Her precious 20-year-old daughter Megan was killed while riding in the passenger seat of the car. But what will shock you is this: Napier has not only forgiven the man responsible for her daughter's death—she even thinks of him like a son.
"I'm still blown away every time I hear the story about how you've come to forgive the guy who killed your daughter," said the driver, Eric Smallridge.
It was a Mother's Day, Megan and her best friend Lisa were driving home. Eric Smallridge had 14 beers in him when he got behind the wheel and slammed his Jeep into the girls' car.
"I can't even imagine what was going through her mind at that moment," said Napier.
Both girls were killed instantly.
Smallridge—handsome, clean-cut, a college athlete—was convicted of DUI manslaughter.
At sentencing, he got 22 years in prison and broke down in court.
"I know I've done wrong, and I need to be punished," said Smallridge.
"I believe that the tears were definitely real," said Napier.
"She never once looked me in the face and told me that she hated me. The first thing I heard from her mouth really was, 'I forgive you,'" said Smallridge.
Renee did something many people will find remarkable—she actually petitioned the court, which agreed to cut Smallridge's 22-year sentence in half.
"He was going to be in prison 22 years. That was huge because that's like another life that's lost in this whole horrible tragedy. I could hate him forever. Will that bring my daughter back? No," said Napier.
Now, Eric Smallridge's face is on billboards with the words: "I Drank, Drove, Killed."
Flanked by cops—because he is still incarcerated—Smallridge travels to Florida schools and sits in the audience as Napier speaks to students.
"We definitely do not plan to bury our children. That was most devastating moment of my life," Napier told an audience of students.
Then the big moment: she introduced the man who killed her daughter, and the two embraced for everyone to witness.
Smallridge showed the students one of the prison uniforms he has worn for 9 years.

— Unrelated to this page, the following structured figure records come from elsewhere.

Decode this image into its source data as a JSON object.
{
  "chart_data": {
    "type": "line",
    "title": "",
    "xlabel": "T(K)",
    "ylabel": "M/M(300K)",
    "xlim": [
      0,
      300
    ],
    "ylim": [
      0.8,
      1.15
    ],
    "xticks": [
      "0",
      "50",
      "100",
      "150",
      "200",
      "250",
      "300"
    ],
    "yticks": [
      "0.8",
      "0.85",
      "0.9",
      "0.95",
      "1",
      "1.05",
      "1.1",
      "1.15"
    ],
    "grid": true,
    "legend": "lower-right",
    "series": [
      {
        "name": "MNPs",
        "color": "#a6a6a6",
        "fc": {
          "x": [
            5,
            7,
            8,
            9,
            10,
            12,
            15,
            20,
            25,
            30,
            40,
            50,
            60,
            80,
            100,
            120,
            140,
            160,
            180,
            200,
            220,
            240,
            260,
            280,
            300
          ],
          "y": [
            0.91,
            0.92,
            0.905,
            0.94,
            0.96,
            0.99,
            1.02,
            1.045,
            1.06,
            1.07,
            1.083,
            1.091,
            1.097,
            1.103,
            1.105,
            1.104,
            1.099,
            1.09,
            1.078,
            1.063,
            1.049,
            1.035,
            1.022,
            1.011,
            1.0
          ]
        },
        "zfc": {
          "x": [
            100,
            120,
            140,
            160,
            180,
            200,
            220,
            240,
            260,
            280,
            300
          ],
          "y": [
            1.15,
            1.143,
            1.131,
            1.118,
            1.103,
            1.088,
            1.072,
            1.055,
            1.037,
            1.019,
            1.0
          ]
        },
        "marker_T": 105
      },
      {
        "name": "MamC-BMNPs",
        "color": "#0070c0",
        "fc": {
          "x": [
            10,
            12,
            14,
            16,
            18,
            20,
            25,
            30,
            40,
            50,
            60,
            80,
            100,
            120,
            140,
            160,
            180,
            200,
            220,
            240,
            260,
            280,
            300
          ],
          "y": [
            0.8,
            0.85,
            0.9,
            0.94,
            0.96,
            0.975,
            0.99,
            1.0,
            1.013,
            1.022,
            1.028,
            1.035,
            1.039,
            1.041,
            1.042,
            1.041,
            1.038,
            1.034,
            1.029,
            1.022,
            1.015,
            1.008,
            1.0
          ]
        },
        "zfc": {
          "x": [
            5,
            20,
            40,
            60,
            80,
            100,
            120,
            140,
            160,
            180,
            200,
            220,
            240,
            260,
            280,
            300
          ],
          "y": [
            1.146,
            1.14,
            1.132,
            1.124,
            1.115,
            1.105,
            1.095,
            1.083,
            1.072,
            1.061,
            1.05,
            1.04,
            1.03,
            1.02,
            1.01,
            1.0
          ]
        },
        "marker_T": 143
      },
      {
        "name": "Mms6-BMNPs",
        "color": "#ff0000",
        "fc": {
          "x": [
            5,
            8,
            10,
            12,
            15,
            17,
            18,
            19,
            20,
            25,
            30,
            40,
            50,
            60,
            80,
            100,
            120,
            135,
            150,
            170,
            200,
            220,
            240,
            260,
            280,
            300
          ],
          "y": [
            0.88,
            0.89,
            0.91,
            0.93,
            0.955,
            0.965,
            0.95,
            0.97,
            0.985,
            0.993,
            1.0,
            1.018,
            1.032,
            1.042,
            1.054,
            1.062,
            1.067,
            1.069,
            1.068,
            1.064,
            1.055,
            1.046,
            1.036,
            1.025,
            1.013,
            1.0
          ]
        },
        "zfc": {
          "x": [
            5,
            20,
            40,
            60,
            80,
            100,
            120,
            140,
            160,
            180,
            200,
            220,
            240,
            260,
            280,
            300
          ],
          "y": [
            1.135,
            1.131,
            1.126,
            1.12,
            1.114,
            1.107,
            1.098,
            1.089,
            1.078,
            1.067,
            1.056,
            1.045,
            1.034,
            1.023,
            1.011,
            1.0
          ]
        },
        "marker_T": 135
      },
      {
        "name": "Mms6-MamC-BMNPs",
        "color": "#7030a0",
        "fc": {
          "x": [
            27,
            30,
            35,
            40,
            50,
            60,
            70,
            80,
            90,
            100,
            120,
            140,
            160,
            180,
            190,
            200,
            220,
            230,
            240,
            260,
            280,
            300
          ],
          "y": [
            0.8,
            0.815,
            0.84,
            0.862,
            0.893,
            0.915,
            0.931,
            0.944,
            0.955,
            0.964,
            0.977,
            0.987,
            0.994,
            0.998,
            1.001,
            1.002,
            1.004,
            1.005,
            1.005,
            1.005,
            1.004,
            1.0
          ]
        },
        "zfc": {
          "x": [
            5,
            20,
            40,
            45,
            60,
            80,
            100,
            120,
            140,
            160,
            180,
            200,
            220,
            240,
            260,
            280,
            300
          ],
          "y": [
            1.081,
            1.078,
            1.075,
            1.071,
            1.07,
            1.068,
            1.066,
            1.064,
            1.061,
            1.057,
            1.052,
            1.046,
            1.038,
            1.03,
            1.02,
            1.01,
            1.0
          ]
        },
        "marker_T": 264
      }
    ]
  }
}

"At no point did I think I would cause so much pain to so many people," Smallridge told the audience.
To drive the danger home, the wrecked car was driven into the school parking lot. It was a moment of sincere reflection.
"I think it's incredible that she has forgiven him," said one student after the presentation.
"I don't know how she could do that," said another.
Together, Napier feels she and Smallridge are delivering a powerful message of faith and forgiveness.